I did not read about either the sale of the Roseburg newspaper or the purchase of the Park Record in The Union, but it would be interesting to know exactly how Nevada-based Swift feels The Union (a subscription-based broadsheet that caters to an aging, declining demographic) is a good long-term fit for the company.
My own thinking is that The Union is a better fit for The Auburn Journal’s owner, Gold Country Media, rather than Swift, but that’s just a personal opinion.
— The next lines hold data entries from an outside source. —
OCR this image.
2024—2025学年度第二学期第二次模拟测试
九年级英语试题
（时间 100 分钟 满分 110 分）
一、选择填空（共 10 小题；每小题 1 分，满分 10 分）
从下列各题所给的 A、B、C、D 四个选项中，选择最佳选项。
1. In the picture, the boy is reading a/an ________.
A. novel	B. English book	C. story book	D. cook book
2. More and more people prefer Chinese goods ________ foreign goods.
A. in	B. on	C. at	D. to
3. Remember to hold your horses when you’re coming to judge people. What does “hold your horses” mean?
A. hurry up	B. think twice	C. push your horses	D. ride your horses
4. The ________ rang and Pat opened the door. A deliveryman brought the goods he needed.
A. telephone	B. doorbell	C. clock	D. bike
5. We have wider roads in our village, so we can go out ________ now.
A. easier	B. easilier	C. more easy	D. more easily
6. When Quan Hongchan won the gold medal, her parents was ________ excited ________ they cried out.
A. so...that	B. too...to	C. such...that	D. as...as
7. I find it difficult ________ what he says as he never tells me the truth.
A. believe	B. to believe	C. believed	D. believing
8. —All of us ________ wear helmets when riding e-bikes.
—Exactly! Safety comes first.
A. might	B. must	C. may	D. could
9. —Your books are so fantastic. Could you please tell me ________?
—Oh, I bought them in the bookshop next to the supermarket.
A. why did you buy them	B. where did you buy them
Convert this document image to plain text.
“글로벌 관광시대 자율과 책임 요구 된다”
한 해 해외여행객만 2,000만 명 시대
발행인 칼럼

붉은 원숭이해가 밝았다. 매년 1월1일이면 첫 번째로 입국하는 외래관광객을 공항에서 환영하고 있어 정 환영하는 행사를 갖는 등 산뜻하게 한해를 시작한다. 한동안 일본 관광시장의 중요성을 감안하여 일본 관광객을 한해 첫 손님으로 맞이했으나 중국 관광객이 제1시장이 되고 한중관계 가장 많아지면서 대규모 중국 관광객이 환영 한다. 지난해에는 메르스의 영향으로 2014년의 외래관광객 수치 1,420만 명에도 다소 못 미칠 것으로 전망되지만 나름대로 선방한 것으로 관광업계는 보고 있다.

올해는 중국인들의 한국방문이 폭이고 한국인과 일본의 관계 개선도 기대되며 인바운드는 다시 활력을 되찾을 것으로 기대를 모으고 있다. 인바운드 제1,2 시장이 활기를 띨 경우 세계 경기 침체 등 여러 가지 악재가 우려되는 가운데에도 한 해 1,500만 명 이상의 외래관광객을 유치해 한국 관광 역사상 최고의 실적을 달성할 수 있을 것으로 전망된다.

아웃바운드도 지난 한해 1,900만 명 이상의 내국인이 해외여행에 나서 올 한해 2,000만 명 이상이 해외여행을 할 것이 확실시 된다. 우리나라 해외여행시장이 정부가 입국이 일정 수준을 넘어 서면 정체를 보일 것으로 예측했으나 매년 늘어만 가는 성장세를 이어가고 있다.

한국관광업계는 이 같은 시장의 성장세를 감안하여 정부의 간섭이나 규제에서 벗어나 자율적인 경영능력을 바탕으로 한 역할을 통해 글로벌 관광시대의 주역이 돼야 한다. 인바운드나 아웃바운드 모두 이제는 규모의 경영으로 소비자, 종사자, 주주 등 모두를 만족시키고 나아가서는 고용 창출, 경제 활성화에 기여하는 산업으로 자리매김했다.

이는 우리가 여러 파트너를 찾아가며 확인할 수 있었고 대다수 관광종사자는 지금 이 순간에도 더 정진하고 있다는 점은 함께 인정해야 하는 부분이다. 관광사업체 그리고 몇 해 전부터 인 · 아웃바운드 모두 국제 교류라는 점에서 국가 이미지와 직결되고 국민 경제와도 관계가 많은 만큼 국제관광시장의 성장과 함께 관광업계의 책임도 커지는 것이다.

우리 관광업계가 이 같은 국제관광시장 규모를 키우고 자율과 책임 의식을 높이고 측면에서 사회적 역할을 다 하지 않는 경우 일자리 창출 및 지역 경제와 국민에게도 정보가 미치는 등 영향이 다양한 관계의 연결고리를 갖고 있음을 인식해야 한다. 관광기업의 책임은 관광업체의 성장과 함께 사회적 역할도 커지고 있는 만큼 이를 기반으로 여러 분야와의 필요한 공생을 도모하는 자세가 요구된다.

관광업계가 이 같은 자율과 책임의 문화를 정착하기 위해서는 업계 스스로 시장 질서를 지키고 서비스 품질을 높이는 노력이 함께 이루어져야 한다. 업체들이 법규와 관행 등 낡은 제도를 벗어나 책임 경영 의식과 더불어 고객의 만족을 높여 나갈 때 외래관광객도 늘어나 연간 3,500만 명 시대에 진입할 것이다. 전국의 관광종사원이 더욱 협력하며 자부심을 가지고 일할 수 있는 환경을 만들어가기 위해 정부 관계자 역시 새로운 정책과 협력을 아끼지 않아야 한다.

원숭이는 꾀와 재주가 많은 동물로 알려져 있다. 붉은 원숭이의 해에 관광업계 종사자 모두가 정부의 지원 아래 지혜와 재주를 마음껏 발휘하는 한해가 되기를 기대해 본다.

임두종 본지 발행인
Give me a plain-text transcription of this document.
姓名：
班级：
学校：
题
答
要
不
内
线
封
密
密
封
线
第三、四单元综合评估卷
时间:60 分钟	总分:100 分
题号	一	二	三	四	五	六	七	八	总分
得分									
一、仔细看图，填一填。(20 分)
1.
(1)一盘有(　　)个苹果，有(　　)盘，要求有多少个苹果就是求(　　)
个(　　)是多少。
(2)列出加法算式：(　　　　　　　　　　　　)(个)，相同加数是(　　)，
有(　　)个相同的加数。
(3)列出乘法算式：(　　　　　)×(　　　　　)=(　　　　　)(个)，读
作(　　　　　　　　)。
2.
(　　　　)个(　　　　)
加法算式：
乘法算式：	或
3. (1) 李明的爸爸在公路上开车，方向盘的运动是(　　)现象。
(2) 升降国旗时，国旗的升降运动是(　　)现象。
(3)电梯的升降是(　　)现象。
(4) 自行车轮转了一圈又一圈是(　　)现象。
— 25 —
Gold Country Media is owned by another out-of-town newspaper chain, Brehm Communications of San Diego. At any rate, the newspaper industry is in a great state of flux in the New Year and beyond. And our community is touched by this.
My Mom’s cousin passed this on: My great grandfather and his brother ran the Park City (Utah) Record newspaper at the turn of the century, as owners and co-editors. Later, William Raddon went to work at the Los Angeles Times after he moved his wife, Chloe, and six daughters to Los Angeles. He went back to The Times during World War II after the press room was depleted by younger men being drafted.
Here is the background from the Park Record’s website. Will Raddon was my great-grandfather:
1888-1924
Owner/Samuel L. Raddon and Will Raddon
• During Sam Raddon’s colorful tenure, the newspaper covered Utah’s fight for statehood, the Great Fire of 1898 that destroyed more than half of the town and a tragic accident in the Daly West mine that took 34 lives.
Click to access ParkRecordTimeline-2015.pdf
Swift has scooped up another ski resort newspaper — this one in Steamboat Springs: http://www.editorandpublisher.com/news/steamboat-springs-newspapers-to-be-sold-to-swift-communications/
The subscription-based Grass Valley broadsheet (AKA The Union) increasingly looks odd in the mix of Swift properties.